BERLIN — Chancellor Angela Merkel’s declaration that Germany’s attempts to build a multicultural society had “utterly failed” is feeding a growing debate over how to deal with the millions of foreigners who call the country home.
Merkel told a meeting of young members of her conservative Christian Democratic Union on Saturday that while immigrants are welcome in Germany, they must learn the language and accept the country’s cultural norms — sounding a note heard increasingly across Europe as it battles an economic slump and worries about homegrown terrorism.
She stressed that the idea of allowing different cultures to coexist beside one another peacefully had not succeeded.
“This multicultural approach, saying that we simply live side by side and live happily with each other has failed. Utterly failed,” Merkel said.
Germany and other European countries have grappled with the idea of themselves as immigration countries and Merkel has long been skeptical. But her latest comments come against the backdrop of a fresh debate that the failure to integrate Muslims is feeding terrorism.
The United States warned its citizens this month of homegrown terrorist plots aimed at Germany and France. Germany has played down the warning, but officials have said they have tracked t dozen Germans who have travelled to Pakistan and Afghanistan for paramilitary training.
Germany is also suffering the economic and cultural strains of the estimated five million Muslims who live here, but who are often marginalized. Many speak little or no German, work in low paying jobs or live off of government handouts at the same time the country faces an aging population and a shortage of highly skilled workers.

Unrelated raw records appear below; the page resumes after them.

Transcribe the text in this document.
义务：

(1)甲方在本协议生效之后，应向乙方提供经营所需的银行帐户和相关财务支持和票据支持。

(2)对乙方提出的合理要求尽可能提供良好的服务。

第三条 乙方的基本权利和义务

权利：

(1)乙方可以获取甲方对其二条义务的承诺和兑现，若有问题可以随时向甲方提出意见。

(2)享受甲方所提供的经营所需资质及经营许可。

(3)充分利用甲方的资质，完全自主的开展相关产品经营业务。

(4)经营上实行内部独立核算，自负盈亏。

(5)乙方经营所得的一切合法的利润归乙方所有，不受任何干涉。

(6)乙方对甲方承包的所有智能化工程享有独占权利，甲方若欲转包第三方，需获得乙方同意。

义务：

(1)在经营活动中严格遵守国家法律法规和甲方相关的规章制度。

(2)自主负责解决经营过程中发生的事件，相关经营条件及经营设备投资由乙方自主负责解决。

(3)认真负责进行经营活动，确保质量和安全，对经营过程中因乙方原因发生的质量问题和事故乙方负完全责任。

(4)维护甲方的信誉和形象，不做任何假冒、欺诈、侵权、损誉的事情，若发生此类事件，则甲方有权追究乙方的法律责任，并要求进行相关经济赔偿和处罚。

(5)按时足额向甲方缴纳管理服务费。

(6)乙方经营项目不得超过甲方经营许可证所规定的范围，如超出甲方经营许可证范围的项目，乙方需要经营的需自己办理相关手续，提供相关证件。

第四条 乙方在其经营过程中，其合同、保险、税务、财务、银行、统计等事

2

“Germany needs more qualified immigration to maintain its economic advantage and deal with the demographic developments,” Volker Beck, a legislator with the opposition Greens party said Sunday.
Merkel acknowledged that then-West Germany in the 1960s opened its doors to Turkish labourers who helped the country rebuild from the ruins of the Second World War. Yet German politicians believed those labourers would eventually return home. Instead, many have stayed and their children’s children are now starting families here.
A European Championship football qualifier between Germany and Turkey last week reflected built-up tensions. Star Germany player Mesut Oezil, who is of Turkish heritage, was whistled and booed throughout the game by Turkey fans — who outnumbered German supporters in Berlin’s Olympic stadium.
The 22-year-old Oezil has become Merkel’s poster child for successful integration, and Turkish President Abdullah Gul said in an interview Saturday that he supported Oezil’s decision to play for Germany instead of his parents’ native Turkey.
Gul also called on Turks living in Germany to learn to speak German “fluently and without an accent,” but insisted it was up to German politicians to create the opportunities for its Turkish citizens to learn the language and integrate into society.
“That must begin in kindergarten,” Gul told the Sueddeutsche Zeitung.
“I have told Mrs. Merkel that.”
Last week, several German universities launched departments to train imams who would be able to lead prayers in German as well as Turkish. Most imams in Germany are sent from Turkey and speak no German.
While Merkel’s comments were met with applause by the more conservative members of her Christian Democratic party, some Germans said she was out of touch with the country’s daily life.
“I think her statement is very black and white and does not reflect honestly the lifestyle people are living here,” said Daniela Jonas, a German setting up a flea market in Berlin’s diverse Kreuzberg district.
“It’s a shame,” said a man who gave his name only as Hakim, an immigrant from Morocco. “It is not good for the atmosphere in Germany and it is not a helpful comment.”